Francis goes on, later in part two, to bring this idea full circle by spending a long time talking about (and justifying) synods and the idea of discernment, which has its own lengthy explanation. On the surface, there is nothing wrong with the ideas and his challenge that we must discourse with one another and be open minded and ready to listen. The problem is that it never goes beyond pretty philosophy. The words sound good – but who gets to define what is a contradiction and a contraposition? Perhaps what I see as a moral absolute someone else will not. That’s where you step right back into the squabbling mire again, and Francis offers no help for getting out. As with everyone, he feels that he knows what is negotiable and what isn’t, but he doesn’t give any guidelines beyond what he personally feels is right or wrong and his seems to be more about political idealism (dare I say popularity) than about what’s in the Bible. It may not be – that may just be me reading between the lines because I’m skeptical of him – the issue is that while he gives us pretty definitions and grand kumbaya talks, he doesn’t get to the heart of what a contradiction and a contraposition is FOR HIM. Without that personalization and further exploration, these remain textbook thoughts. Pretty, good in theory, empty without practice.

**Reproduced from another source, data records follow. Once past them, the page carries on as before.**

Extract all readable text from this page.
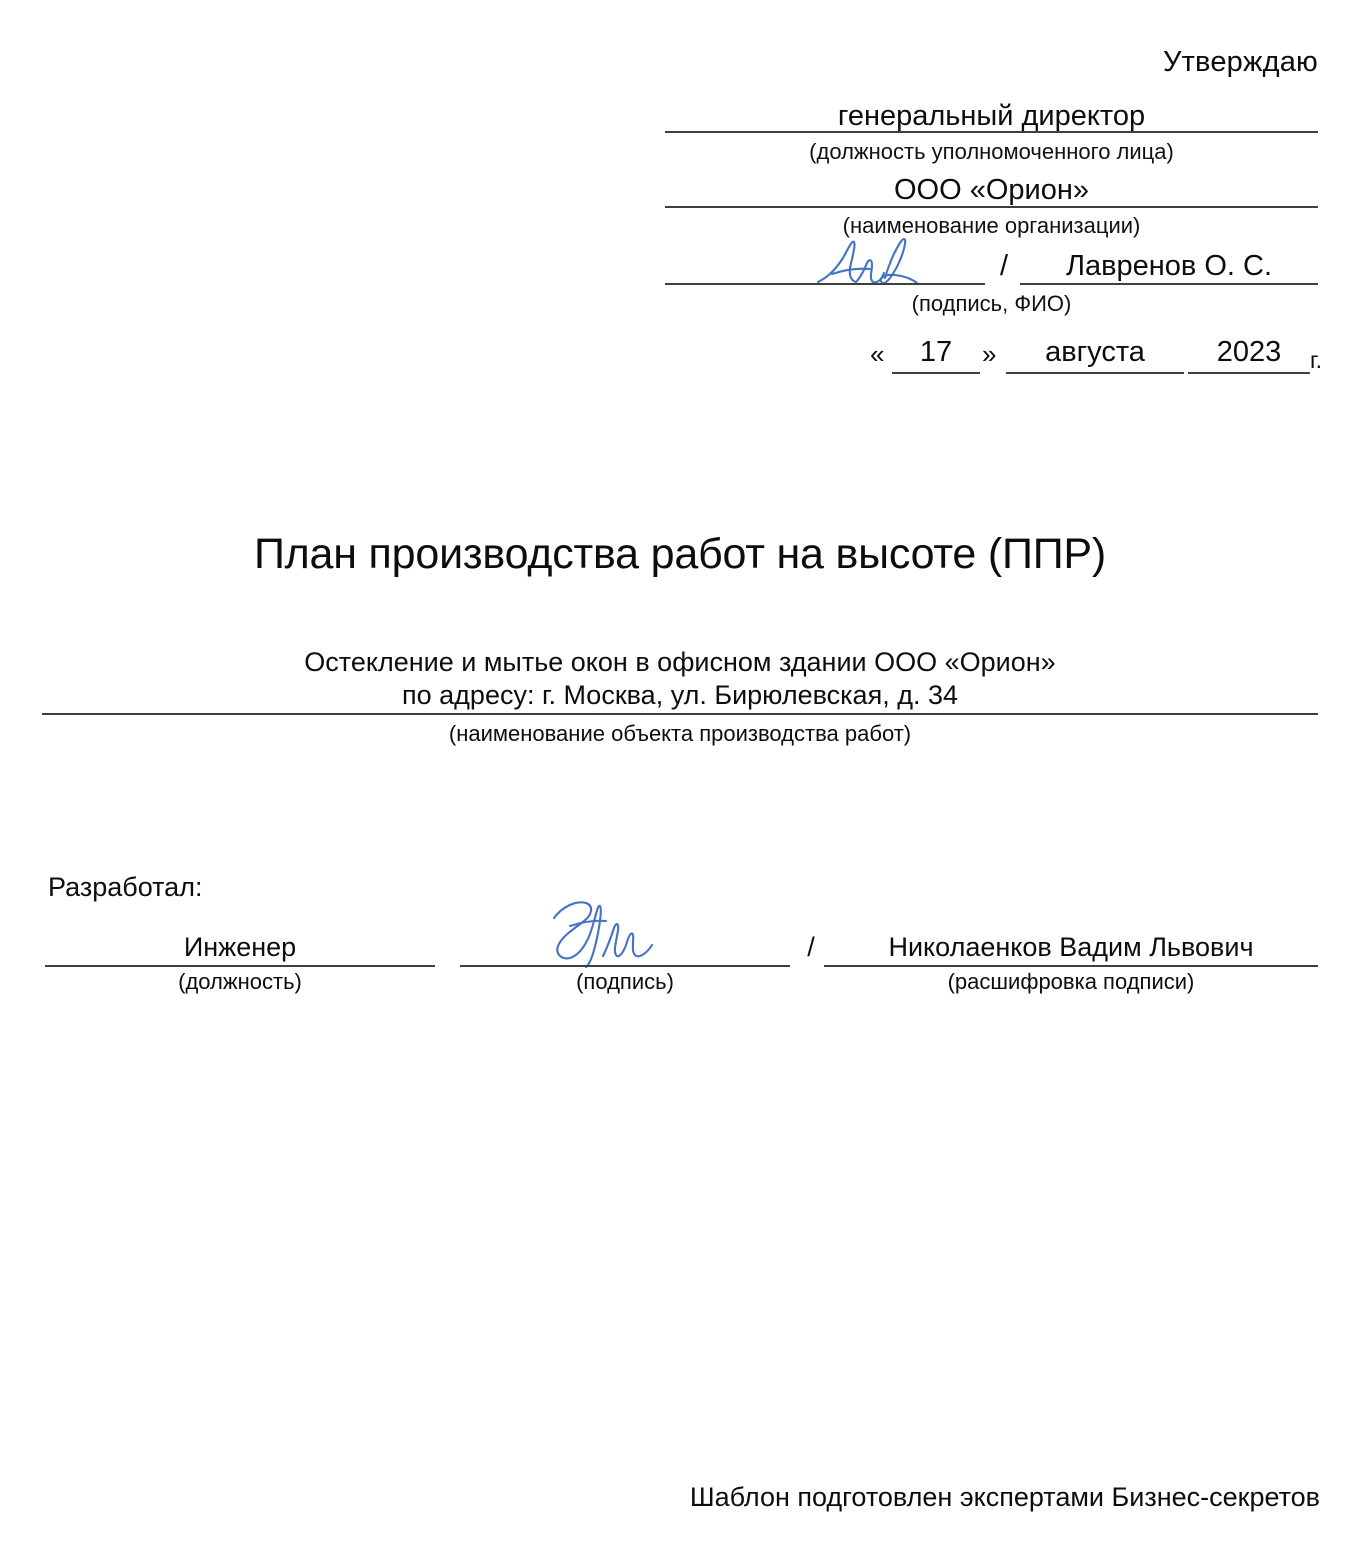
Утверждаю
генеральный директор
(должность уполномоченного лица)
ООО «Орион»
(наименование организации)
/	Лавренов О. С.
(подпись, ФИО)
«	17	»	августа	2023	г.
План производства работ на высоте (ППР)
Остекление и мытье окон в офисном здании ООО «Орион»
по адресу: г. Москва, ул. Бирюлевская, д. 34
(наименование объекта производства работ)
Разработал:
Инженер
(должность)	(подпись)
/	Николаенков Вадим Львович
(расшифровка подписи)
Шаблон подготовлен экспертами Бизнес-секретов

The blurbs for this book talk about how Pope Francis ends by giving some concrete “next steps,” and I just have to wonder if I read the same book. The entire narrative is vague, idealistic, with grand ideas about fraternity and equality and thinly veiled socialism. But practical solutions . . . blueprints . . . a game plan . . . I don’t see it. Everything sounds good on paper, like many of the ideologies Francis slams, but like those same ideologies, a practical way to ground them and keep them from becoming corrupted isn’t presented. It’s just feel-good activism without a soul – a political speech/essay that hits all the emotional high points and calls for greater humanity and togetherness, yet never actually gets down to basic tactics about how we’re supposed to make this perfect world and keep it such a paragon. How do we address evil? Pope Francis seems to say through institutions, cleverly crafted global peace, and listening to the poor and the outcast. God’s not really in the picture, and in Francis’ model, morality is just as good as whatever social system you put in place. Yet he fails to note that pretty much all of the systems in place today were started with good intentions, many backed by equally compelling and pretty sounding “come together” speeches. Good intentions are not enough. As Pope and supposedly God’s representative on earth, he should know this. If you really want to stop evil in all its forms: poverty, oppression, genocide, etc. love God and love your neighbor as yourself. Setting up a new social order won’t do any good if the heart of the people is still selfish and turned away from God. Is it not the Pope’s job, then, to affect the heart of the people instead of playing political games and fast-tracking a bestseller? It’s also not in his training or expertise to take down and set up empires. I started Let Us Dream dubious and left it with all my suspicions confirmed.